Who doesn’t love a big ol’ celebration? A wedding, Christmas, a 30th birthday. They’re all an excuse to get a bit silly, drink a bit too much prosecco and laugh an evening away with your nearest and dearest. Having something to celebrate helps set the right tone and create a jubilant atmosphere. Celebration, in short, is a really good idea.
But. It’s really easy to be a bit bad at it. To groan at a wedding invite or pull out of a birthday do. We might make a special effort for a wedding anniversary but when it comes to celebrating with friends (another hen do, seriously?) we can quickly lose enthusiasm.
Well, I have a radical suggestion. Firstly, that celebrating our friends is really important and will, if done properly, transform the quality and intimacy of your relationships. Secondly, if you make a point of celebrating the small things with them, the big things will become less of a chore.

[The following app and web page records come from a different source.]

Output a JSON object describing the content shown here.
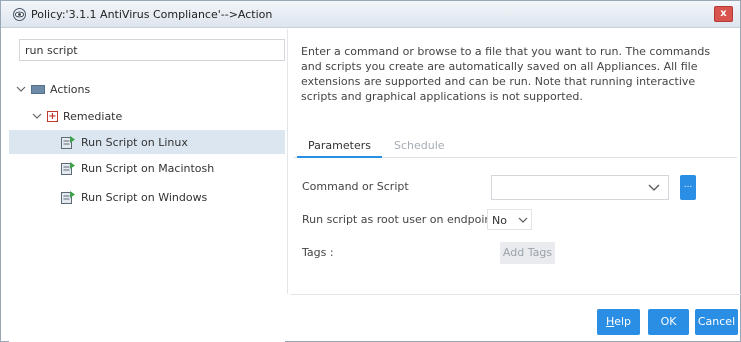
{
  "window": {
    "title": "Policy:'3.1.1 AntiVirus Compliance'-->Action",
    "close_label": "x",
    "close_color": "#d9534f",
    "accent_color": "#2b8ee5"
  },
  "search": {
    "value": "run script",
    "placeholder": ""
  },
  "tree": {
    "actions_label": "Actions",
    "remediate_label": "Remediate",
    "items": [
      {
        "label": "Run Script on Linux",
        "selected": true
      },
      {
        "label": "Run Script on Macintosh",
        "selected": false
      },
      {
        "label": "Run Script on Windows",
        "selected": false
      }
    ]
  },
  "description": "Enter a command or browse to a file that you want to run. The commands and scripts you create are automatically saved on all Appliances. All file extensions are supported and can be run. Note that running interactive scripts and graphical applications is not supported.",
  "tabs": [
    {
      "label": "Parameters",
      "active": true
    },
    {
      "label": "Schedule",
      "active": false
    }
  ],
  "form": {
    "command_label": "Command or Script",
    "command_value": "",
    "browse_label": "...",
    "root_label": "Run script as root user on endpoint",
    "root_value": "No",
    "tags_label": "Tags :",
    "add_tags_label": "Add Tags"
  },
  "buttons": {
    "help_first": "H",
    "help_rest": "elp",
    "ok": "OK",
    "cancel": "Cancel"
  }
}
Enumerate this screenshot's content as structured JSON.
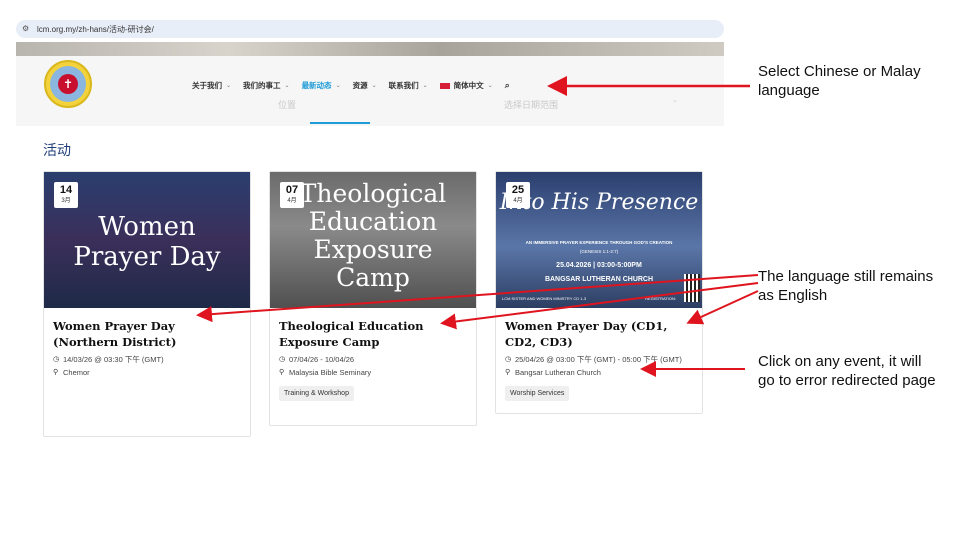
{
  "browser": {
    "url": "lcm.org.my/zh-hans/活动-研讨会/"
  },
  "nav": {
    "items": [
      {
        "label": "关于我们",
        "has_dropdown": true,
        "active": false
      },
      {
        "label": "我们的事工",
        "has_dropdown": true,
        "active": false
      },
      {
        "label": "最新动态",
        "has_dropdown": true,
        "active": true
      },
      {
        "label": "资源",
        "has_dropdown": true,
        "active": false
      },
      {
        "label": "联系我们",
        "has_dropdown": true,
        "active": false
      }
    ],
    "language": "简体中文",
    "ghost_location": "位置",
    "ghost_date": "选择日期范围"
  },
  "section_title": "活动",
  "events": [
    {
      "day": "14",
      "month": "3月",
      "image_text": "Women Prayer Day",
      "title": "Women Prayer Day (Northern District)",
      "datetime": "14/03/26 @ 03:30 下午 (GMT)",
      "location": "Chemor",
      "tag": ""
    },
    {
      "day": "07",
      "month": "4月",
      "image_text": "Theological Education Exposure Camp",
      "title": "Theological Education Exposure Camp",
      "datetime": "07/04/26 - 10/04/26",
      "location": "Malaysia Bible Seminary",
      "tag": "Training & Workshop"
    },
    {
      "day": "25",
      "month": "4月",
      "image_text": "Into His Presence",
      "image_sub1": "AN IMMERSIVE PRAYER EXPERIENCE THROUGH GOD'S CREATION",
      "image_sub2": "(GENESIS 1:1-2:7)",
      "image_sub3": "25.04.2026 | 03:00-5:00PM",
      "image_sub4": "BANGSAR LUTHERAN CHURCH",
      "image_sub5": "LCM SISTER AND WOMEN MINISTRY CD 1-3",
      "image_sub6": "REGISTRATION:",
      "title": "Women Prayer Day (CD1, CD2, CD3)",
      "datetime": "25/04/26 @ 03:00 下午 (GMT) - 05:00 下午 (GMT)",
      "location": "Bangsar Lutheran Church",
      "tag": "Worship Services"
    }
  ],
  "annotations": {
    "a1": "Select Chinese or Malay language",
    "a2": "The language still remains as English",
    "a3": "Click on any event, it will go to error redirected page"
  },
  "colors": {
    "accent": "#1c9bd6",
    "title_blue": "#1f3f7a",
    "arrow_red": "#e0141e"
  }
}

Choose your friends worth celebrating with
Brutal but unavoidable. You don’t have enough time, energy or headspace to be a good, celebratory friend to everybody so narrow your field. Who sparks joy? Who makes you feel good about yourself? Who challenges you on the stuff that needs challenging and encourages the stuff that needs encouraging? Seek out the friends in your group who make your heart soar and give them more of your focus. Better to be a brilliant friend to few than a mediocre friend to many.
Find out what their love language is – and then speak it
Everyone gives and receives love in different ways () and figuring that out for you and your friends will genuinely change how well you love your friends.
My top two love languages are words of affirmation and gifts. Which means I need my friends to tell me that they love me and that they care. I also love messages, WhatsApps and phone calls. I also really value gifts and the thought that goes into them. However, I can do without quality time or acts of service. It sounds silly but these different ways of expressing love can have a radical impact on your relationships.
Figure out how your friends receive love and then give it to them that way. They might be quality time people and so really appreciate a coffee date or a weekend away or maybe it’s acts of service so dropping round a ready-made dinner during a hard week might speak to them. Or maybe it’s words of affirmation and so remembering that lovingly written birthday card might be key.
Make a big deal of the small things
The scary conversations with their boss, the nailing a recipe for the first time, the booking a weekend away. Small things are important and celebrating them is too. The joy of being intentional about a few friends is that you can be more intimately involved in their lives. You know which small things are actually really big things to them. You’re traversing the landscape of their life with them and so you’re there in the low points, ready to console and you’re also not only there at the high points but you’re also aware that it IS a high point. It makes it so much easier to have the champagne chilled and ready that way….
Catch up, face to face
Easier said than done but even if it’s only every few months it’s so important to connect face to face. To have those personal moments where you can squeal congratulations, make a big deal of their latest work win and order a second round just because they’re finally tackling their driving test or managed to put their foot down with their mother in law.
Book in a recurring date every six weeks or have a regular Thursday coffee. It makes a big difference.
Cherish “your things”
Your song. Your place. I have certain coffee shops that are my go to with certain friends. Just as my husband and I have “our places”. These rhythms of regular places help add a framework, a solidarity to your relationships. They’re glistening pillars that help mark your journey and remind you of conversations and celebrations passed.
In short, celebrate the hell out of the people you love and do it with intention.